What survived contact with 157 GB of Parquet:
- Spark is the batch workhorse among cluster engines - its codegen'd execution beat Trino by 2.3× on identical hardware and data.
- You probably don't need a cluster. A single Linux node - even one the size of a single cluster node - running DuckDB or Polars-streaming beat the whole 80-vCPU cluster. For a lot of "big data" that isn't actually that big, one fat node is the boring, cheap, correct answer.

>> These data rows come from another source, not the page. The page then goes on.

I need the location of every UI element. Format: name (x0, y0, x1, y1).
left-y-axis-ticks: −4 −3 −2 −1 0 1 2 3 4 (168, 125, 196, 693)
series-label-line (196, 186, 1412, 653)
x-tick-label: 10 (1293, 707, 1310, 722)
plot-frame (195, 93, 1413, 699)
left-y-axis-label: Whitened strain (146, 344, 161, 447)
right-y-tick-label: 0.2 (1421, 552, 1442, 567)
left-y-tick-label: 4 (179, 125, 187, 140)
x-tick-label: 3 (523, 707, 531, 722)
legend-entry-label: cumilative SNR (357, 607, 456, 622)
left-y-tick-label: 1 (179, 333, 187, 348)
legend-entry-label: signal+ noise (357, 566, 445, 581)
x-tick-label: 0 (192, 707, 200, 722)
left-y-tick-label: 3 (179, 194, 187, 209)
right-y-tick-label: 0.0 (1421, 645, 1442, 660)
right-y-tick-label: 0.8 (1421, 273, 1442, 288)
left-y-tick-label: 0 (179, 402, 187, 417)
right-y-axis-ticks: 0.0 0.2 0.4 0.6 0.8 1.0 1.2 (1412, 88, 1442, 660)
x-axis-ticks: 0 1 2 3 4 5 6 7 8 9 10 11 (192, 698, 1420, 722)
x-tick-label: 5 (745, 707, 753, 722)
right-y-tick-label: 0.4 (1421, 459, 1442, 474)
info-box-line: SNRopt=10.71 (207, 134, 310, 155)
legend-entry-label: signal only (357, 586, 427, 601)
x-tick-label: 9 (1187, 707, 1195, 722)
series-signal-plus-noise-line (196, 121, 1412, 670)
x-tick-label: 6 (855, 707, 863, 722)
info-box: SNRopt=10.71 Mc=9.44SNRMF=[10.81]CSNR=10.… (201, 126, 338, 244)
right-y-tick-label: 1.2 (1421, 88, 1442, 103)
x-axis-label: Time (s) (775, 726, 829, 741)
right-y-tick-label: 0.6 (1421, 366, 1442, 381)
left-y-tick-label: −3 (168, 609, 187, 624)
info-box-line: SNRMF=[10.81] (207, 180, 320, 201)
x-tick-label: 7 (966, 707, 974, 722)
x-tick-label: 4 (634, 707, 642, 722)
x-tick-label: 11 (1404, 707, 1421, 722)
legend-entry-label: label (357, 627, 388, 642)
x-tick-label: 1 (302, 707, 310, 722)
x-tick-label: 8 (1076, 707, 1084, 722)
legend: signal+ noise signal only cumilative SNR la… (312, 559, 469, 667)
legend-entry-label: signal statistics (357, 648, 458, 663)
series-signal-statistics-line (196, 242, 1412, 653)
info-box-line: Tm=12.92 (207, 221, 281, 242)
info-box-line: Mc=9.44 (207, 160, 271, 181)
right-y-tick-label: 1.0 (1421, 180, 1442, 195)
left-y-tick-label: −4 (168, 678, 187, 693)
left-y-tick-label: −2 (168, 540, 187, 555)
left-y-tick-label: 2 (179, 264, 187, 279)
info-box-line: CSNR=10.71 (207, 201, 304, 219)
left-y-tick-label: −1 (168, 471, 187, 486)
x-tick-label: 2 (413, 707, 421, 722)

- Memory and execution mode are destiny at this scale. Polars OOMs without streaming and OOMs two queries at 128 GiB; DuckDB spills and sails through. The engine you pick matters less than whether it fits the machine - and how it behaves when it almost doesn't.
Caveats (read these before quoting a number)
- Cross-machine comparisons mix hardware and engine. The Spark-vs-Trino comparison is apples-to-apples; the single-node-vs-cluster comparison is systems, not engines in isolation - but that's the real-world decision you actually face.
- Cold, single-pass timings throughout. Warm numbers would be lower and less comparable.
- One total is partial: Polars-streaming misses q5+q18 at 128 GiB (OOM). Full-22 totals are labeled as such.
- Storage differs: the cluster used HDFS-on-NVMe; the single nodes used local NVMe. Both are "local fast disk," but not identical.
- TPC-H is a synthetic star-schema workload. Your joins, selectivity, and data layout will move these numbers. Benchmark your own.
Closing
The tidy conclusion "engine X is fastest" didn't survive contact with 157 GB of Parquet. What survived is more useful: Spark dominates cluster batch analytics, a single Linux node beats a small cluster outright, and at these scales your memory budget and execution mode decide more than the logo on the engine.
If you're spinning up a cluster to crunch 150-odd gigabytes, it's worth asking first whether one big Linux box and a columnar engine would just... do it faster. On this workload, it did.